If yes, perhaps it is time to think about setting up a ‘salary sacrifice’ pension scheme at your practice – and letting HMRC pick up the bill.
Don’t be fooled by the name, ‘salary sacrifice’ actually works out very well for both the employer and the employee.
Pensions in general benefit from income tax relief, however in addition to this, salary sacrifice schemes are also exempt from national insurance payments for both employees and employers.
This is particularly welcome news when you consider that national insurance rates increased by one percentage point in April of this year.
The biggest winners of salary sacrifice pension schemes are basic-rate taxpayers, who could see their pension pot increase by 34%, while higher-rate taxpayers will still receive the not-inconsiderable boost of 18% to their pension.
These numbers are easily explained: basic-rate taxpayers pay 12% national insurance, while higher-rate taxpayers pay 2%, not forgetting the hefty 13.8% paid by employers.
A salary sacrifice pension scheme has to be arranged through the employer, who makes the contribution payments on the employee’s behalf. To encourage them to do so, the employee agrees to sacrifice some salary.

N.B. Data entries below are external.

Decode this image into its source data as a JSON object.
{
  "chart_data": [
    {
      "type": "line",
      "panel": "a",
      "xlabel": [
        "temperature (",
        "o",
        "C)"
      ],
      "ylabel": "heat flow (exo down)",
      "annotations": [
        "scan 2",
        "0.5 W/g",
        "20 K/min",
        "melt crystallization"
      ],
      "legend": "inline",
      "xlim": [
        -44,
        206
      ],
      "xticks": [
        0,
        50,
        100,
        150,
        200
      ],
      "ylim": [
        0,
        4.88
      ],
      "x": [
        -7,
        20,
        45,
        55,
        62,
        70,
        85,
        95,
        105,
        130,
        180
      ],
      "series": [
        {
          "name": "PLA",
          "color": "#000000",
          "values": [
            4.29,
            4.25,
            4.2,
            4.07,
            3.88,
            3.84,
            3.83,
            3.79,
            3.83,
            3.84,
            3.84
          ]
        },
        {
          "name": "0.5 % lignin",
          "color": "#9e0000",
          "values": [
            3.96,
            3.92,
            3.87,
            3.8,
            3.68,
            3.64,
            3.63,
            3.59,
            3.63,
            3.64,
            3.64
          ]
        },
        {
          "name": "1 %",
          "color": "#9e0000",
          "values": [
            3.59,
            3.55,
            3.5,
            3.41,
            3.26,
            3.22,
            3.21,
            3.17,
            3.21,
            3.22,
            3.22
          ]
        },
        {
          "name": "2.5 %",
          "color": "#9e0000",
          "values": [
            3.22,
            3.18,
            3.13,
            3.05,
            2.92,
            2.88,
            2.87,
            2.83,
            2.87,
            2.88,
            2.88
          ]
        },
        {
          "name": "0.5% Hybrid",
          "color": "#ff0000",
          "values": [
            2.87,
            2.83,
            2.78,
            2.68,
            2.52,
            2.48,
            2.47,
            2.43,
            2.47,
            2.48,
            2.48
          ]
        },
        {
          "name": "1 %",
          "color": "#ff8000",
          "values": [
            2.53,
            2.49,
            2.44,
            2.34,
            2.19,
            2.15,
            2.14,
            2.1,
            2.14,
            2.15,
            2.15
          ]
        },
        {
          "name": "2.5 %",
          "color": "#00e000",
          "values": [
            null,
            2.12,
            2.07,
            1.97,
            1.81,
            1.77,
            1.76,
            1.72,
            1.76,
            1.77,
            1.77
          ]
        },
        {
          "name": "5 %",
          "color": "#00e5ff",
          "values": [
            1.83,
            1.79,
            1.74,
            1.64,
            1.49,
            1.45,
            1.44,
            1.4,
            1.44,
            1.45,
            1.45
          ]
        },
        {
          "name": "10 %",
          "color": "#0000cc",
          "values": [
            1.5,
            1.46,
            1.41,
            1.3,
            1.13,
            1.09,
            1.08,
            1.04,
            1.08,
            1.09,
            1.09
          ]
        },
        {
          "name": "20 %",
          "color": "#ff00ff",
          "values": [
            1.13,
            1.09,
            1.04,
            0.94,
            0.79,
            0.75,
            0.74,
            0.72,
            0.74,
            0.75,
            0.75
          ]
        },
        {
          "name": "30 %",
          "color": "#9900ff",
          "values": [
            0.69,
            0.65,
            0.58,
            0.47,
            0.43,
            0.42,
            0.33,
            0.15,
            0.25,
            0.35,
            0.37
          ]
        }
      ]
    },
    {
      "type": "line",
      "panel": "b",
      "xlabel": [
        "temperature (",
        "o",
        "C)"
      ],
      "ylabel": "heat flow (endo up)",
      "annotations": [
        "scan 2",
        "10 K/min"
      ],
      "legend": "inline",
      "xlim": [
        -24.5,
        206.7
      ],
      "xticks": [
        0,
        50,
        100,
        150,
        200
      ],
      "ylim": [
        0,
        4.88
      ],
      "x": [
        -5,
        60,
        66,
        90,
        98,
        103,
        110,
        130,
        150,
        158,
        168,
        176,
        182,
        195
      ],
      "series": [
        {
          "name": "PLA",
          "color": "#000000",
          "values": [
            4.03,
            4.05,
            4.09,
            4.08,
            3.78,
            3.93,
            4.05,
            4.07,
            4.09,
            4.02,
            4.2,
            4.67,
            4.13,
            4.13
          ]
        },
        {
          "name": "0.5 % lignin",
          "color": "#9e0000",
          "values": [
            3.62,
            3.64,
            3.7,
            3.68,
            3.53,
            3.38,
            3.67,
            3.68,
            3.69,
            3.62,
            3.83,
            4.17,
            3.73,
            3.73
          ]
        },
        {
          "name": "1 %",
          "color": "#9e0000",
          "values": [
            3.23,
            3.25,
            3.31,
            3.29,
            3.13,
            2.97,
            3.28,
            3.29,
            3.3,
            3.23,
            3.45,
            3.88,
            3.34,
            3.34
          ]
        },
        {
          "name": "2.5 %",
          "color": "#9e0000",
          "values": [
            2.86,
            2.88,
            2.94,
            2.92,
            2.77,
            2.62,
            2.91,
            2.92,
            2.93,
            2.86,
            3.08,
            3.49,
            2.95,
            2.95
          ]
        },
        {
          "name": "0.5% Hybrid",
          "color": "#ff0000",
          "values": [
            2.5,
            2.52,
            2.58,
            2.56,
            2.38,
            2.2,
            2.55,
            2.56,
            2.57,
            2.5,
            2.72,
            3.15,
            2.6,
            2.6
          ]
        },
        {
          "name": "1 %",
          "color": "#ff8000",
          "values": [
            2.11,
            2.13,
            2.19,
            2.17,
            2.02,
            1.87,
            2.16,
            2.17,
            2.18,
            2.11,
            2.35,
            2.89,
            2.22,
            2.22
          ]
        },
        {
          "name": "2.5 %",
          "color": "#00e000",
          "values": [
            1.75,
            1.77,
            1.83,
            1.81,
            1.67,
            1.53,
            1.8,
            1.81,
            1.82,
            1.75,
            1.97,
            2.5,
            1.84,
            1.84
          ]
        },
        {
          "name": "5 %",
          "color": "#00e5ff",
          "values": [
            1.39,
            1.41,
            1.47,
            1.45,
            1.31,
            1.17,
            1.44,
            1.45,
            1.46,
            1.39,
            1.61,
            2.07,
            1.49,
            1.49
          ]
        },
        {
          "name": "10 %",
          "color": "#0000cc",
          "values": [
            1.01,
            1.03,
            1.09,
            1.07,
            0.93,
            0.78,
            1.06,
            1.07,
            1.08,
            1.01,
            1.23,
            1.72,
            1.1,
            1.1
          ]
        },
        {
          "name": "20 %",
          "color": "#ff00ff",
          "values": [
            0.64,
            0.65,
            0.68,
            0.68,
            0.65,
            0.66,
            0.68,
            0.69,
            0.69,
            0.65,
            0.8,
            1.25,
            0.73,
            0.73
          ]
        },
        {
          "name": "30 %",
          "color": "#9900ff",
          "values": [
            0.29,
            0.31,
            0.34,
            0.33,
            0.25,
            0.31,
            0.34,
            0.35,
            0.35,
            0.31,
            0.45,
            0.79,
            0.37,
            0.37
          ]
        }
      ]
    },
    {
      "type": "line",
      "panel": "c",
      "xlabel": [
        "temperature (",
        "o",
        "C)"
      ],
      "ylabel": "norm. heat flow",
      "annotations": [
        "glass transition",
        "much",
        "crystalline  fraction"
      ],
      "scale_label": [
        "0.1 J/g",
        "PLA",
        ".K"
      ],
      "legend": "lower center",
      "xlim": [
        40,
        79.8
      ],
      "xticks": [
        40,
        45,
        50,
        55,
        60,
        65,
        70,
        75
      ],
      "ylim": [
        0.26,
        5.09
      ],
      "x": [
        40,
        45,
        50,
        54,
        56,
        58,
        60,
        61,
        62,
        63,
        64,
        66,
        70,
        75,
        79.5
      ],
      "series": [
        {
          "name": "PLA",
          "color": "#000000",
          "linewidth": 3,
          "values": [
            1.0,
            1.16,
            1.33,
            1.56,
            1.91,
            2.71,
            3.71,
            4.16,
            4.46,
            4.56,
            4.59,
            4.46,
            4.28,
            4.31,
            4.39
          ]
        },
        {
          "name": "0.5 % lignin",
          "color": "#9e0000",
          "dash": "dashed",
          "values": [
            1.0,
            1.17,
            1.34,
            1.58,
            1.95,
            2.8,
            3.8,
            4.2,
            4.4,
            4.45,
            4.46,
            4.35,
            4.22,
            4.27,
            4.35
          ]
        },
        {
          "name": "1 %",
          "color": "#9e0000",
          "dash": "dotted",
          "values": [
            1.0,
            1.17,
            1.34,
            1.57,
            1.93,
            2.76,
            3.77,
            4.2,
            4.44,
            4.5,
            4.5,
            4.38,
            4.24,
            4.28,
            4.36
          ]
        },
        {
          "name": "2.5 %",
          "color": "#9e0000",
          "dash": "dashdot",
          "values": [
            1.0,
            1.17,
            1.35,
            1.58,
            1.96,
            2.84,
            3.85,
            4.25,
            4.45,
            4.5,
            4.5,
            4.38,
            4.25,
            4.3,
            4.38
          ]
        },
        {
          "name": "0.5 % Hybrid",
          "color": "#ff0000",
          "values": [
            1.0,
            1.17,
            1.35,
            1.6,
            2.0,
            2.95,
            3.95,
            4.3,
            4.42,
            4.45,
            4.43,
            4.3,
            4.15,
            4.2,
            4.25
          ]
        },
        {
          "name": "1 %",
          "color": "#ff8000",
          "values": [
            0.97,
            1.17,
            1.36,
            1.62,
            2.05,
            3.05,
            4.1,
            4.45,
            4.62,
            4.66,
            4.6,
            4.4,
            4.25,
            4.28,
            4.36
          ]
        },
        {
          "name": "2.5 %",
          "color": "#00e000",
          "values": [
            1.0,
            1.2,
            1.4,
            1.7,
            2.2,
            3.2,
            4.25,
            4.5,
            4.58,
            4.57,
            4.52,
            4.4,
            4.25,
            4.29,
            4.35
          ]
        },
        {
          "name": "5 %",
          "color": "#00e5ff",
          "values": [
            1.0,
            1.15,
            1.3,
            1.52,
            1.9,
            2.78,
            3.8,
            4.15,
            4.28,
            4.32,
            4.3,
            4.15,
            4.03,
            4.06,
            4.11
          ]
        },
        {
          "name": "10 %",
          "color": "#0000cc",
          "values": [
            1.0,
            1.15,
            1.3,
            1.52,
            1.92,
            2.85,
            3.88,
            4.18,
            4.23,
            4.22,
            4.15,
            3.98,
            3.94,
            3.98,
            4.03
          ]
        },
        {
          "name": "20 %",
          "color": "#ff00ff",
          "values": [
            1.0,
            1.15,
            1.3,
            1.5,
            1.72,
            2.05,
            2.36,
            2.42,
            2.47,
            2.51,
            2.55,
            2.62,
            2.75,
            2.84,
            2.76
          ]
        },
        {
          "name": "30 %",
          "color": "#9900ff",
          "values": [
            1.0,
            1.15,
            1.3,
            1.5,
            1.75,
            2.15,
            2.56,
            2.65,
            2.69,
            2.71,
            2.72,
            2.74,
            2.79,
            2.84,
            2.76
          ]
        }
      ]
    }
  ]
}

Interestingly, despite the negative connotations of the name, neither the employer nor the employee is sacrificing anything!
The employee’s pay packet after tax stays the same as before and can even increase in certain circumstances.
There is no need to have a formal company pension scheme in place to organise a salary sacrifice pension.
All that is required is an employer/employee association, so this excludes sole traders and partnerships, but directors of limited companies can still reap the benefits.
Salary sacrifice also works with personal pensions and SIPPs, so practice owners have plenty of opportunity to reward valued employees and increase staff retention at no additional expense.